Botanic – from the Greek word βοτάνη, meaning “plant.” As in botanical or botany.
Caust – from the Greek word kaustikos, meaning “burnt.” As in cauterize.
I love food. The more local, the better. I raise or harvest as much as possible, from dip-netting salmon out of the Kenai River to grafting apple trees for my Alaskan orchard. Our state is lucky to still maintain large tracts of native flora and fauna, and we work very hard to monitor the sustainability of our wildlife, be it salmon, moose, or wolves. But Alaska’s population could not exist solely on subsistence living. Our current local agriculture only produces about 2% to 6% of Alaska’s food consumption. The rest has to be shipped in from “outside.” If a disaster were to stop the shipping lanes, Alaskans would quickly starve. I heard somewhere that Alaskan grocery stores only have approximately three to five days worth of food on the shelves. It’s a scary thought.
With all this in mind, I started wondering what would happen if the entire nation – or the entire world – lost its commercial food supply. What if invasive, toxic weed species choked out the monoculture the world survives on? Picture vast acreages of wheat, or corn, or soybeans, smothered by an intractable weed. Perhaps the food crops themselves fail, weakened by over hybridization, or maybe infected with the “termination gene” currently being toyed with by biotech companies, leaving billions of people hungry. A Botanicaust.

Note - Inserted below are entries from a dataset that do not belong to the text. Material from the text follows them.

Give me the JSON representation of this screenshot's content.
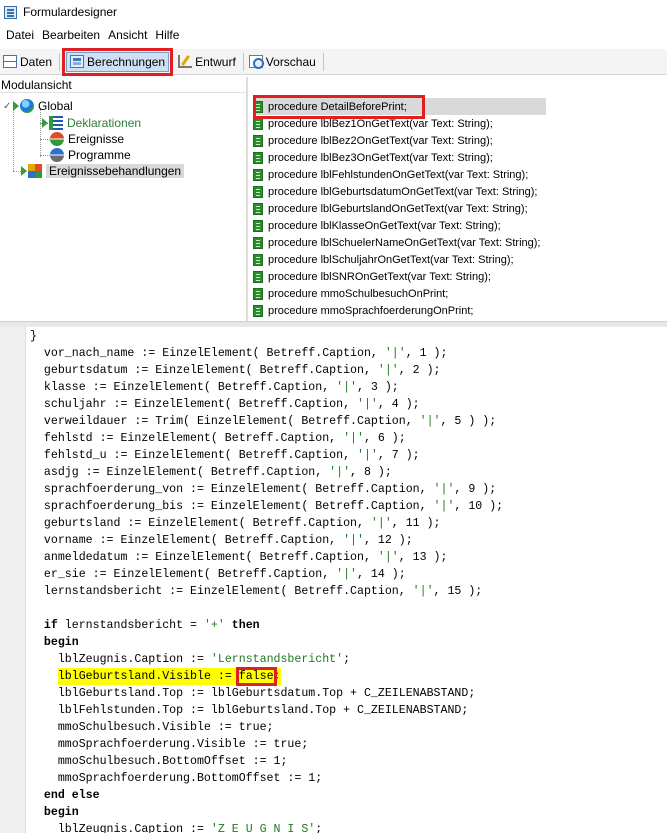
{
  "window": {
    "title": "Formulardesigner"
  },
  "menu": [
    "Datei",
    "Bearbeiten",
    "Ansicht",
    "Hilfe"
  ],
  "toolbar": {
    "buttons": [
      {
        "label": "Daten",
        "icon": "data-icon"
      },
      {
        "label": "Berechnungen",
        "icon": "calculator-icon",
        "active": true
      },
      {
        "label": "Entwurf",
        "icon": "draft-icon"
      },
      {
        "label": "Vorschau",
        "icon": "preview-icon"
      }
    ]
  },
  "module_view": {
    "title": "Modulansicht",
    "tree": {
      "root": "Global",
      "children": [
        "Deklarationen",
        "Ereignisse",
        "Programme"
      ],
      "sibling": "Ereignissebehandlungen"
    }
  },
  "procedures": [
    "procedure DetailBeforePrint;",
    "procedure lblBez1OnGetText(var Text: String);",
    "procedure lblBez2OnGetText(var Text: String);",
    "procedure lblBez3OnGetText(var Text: String);",
    "procedure lblFehlstundenOnGetText(var Text: String);",
    "procedure lblGeburtsdatumOnGetText(var Text: String);",
    "procedure lblGeburtslandOnGetText(var Text: String);",
    "procedure lblKlasseOnGetText(var Text: String);",
    "procedure lblSchuelerNameOnGetText(var Text: String);",
    "procedure lblSchuljahrOnGetText(var Text: String);",
    "procedure lblSNROnGetText(var Text: String);",
    "procedure mmoSchulbesuchOnPrint;",
    "procedure mmoSprachfoerderungOnPrint;"
  ],
  "selected_procedure": "procedure DetailBeforePrint;",
  "code": {
    "lines": [
      "}",
      "  vor_nach_name := EinzelElement( Betreff.Caption, '|', 1 );",
      "  geburtsdatum := EinzelElement( Betreff.Caption, '|', 2 );",
      "  klasse := EinzelElement( Betreff.Caption, '|', 3 );",
      "  schuljahr := EinzelElement( Betreff.Caption, '|', 4 );",
      "  verweildauer := Trim( EinzelElement( Betreff.Caption, '|', 5 ) );",
      "  fehlstd := EinzelElement( Betreff.Caption, '|', 6 );",
      "  fehlstd_u := EinzelElement( Betreff.Caption, '|', 7 );",
      "  asdjg := EinzelElement( Betreff.Caption, '|', 8 );",
      "  sprachfoerderung_von := EinzelElement( Betreff.Caption, '|', 9 );",
      "  sprachfoerderung_bis := EinzelElement( Betreff.Caption, '|', 10 );",
      "  geburtsland := EinzelElement( Betreff.Caption, '|', 11 );",
      "  vorname := EinzelElement( Betreff.Caption, '|', 12 );",
      "  anmeldedatum := EinzelElement( Betreff.Caption, '|', 13 );",
      "  er_sie := EinzelElement( Betreff.Caption, '|', 14 );",
      "  lernstandsbericht := EinzelElement( Betreff.Caption, '|', 15 );",
      "",
      "  if lernstandsbericht = '+' then",
      "  begin",
      "    lblZeugnis.Caption := 'Lernstandsbericht';",
      "    lblGeburtsland.Visible := false;",
      "    lblGeburtsland.Top := lblGeburtsdatum.Top + C_ZEILENABSTAND;",
      "    lblFehlstunden.Top := lblGeburtsland.Top + C_ZEILENABSTAND;",
      "    mmoSchulbesuch.Visible := true;",
      "    mmoSprachfoerderung.Visible := true;",
      "    mmoSchulbesuch.BottomOffset := 1;",
      "    mmoSprachfoerderung.BottomOffset := 1;",
      "  end else",
      "  begin",
      "    lblZeugnis.Caption := 'Z E U G N I S';"
    ],
    "highlighted_line": "    lblGeburtsland.Visible := false;",
    "highlighted_token": "false"
  }
}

It’s a horrific thought. Who might survive such a disaster? Amish people still hand plant, weed, and harvest much of their own food, refusing to be reliant upon modern technology. They might find the means to survive. Maybe some humans would find a way to sustain themselves in other ways, such as genetically modified photosynthetic skin. And of course there would be cannibals; the drive to survive can make people do horrible things.
What if these surviving cultures, after hundreds of years eking out a living, came into contact? There would undoubtedly be clashes as well as collaboration. An attempt to increase population, territory, and resources. A cycle of eat or be eaten.
In the midst of all this, there would also be love. Maybe an Amish man and a photosynthetic woman. Conflict is inevitable.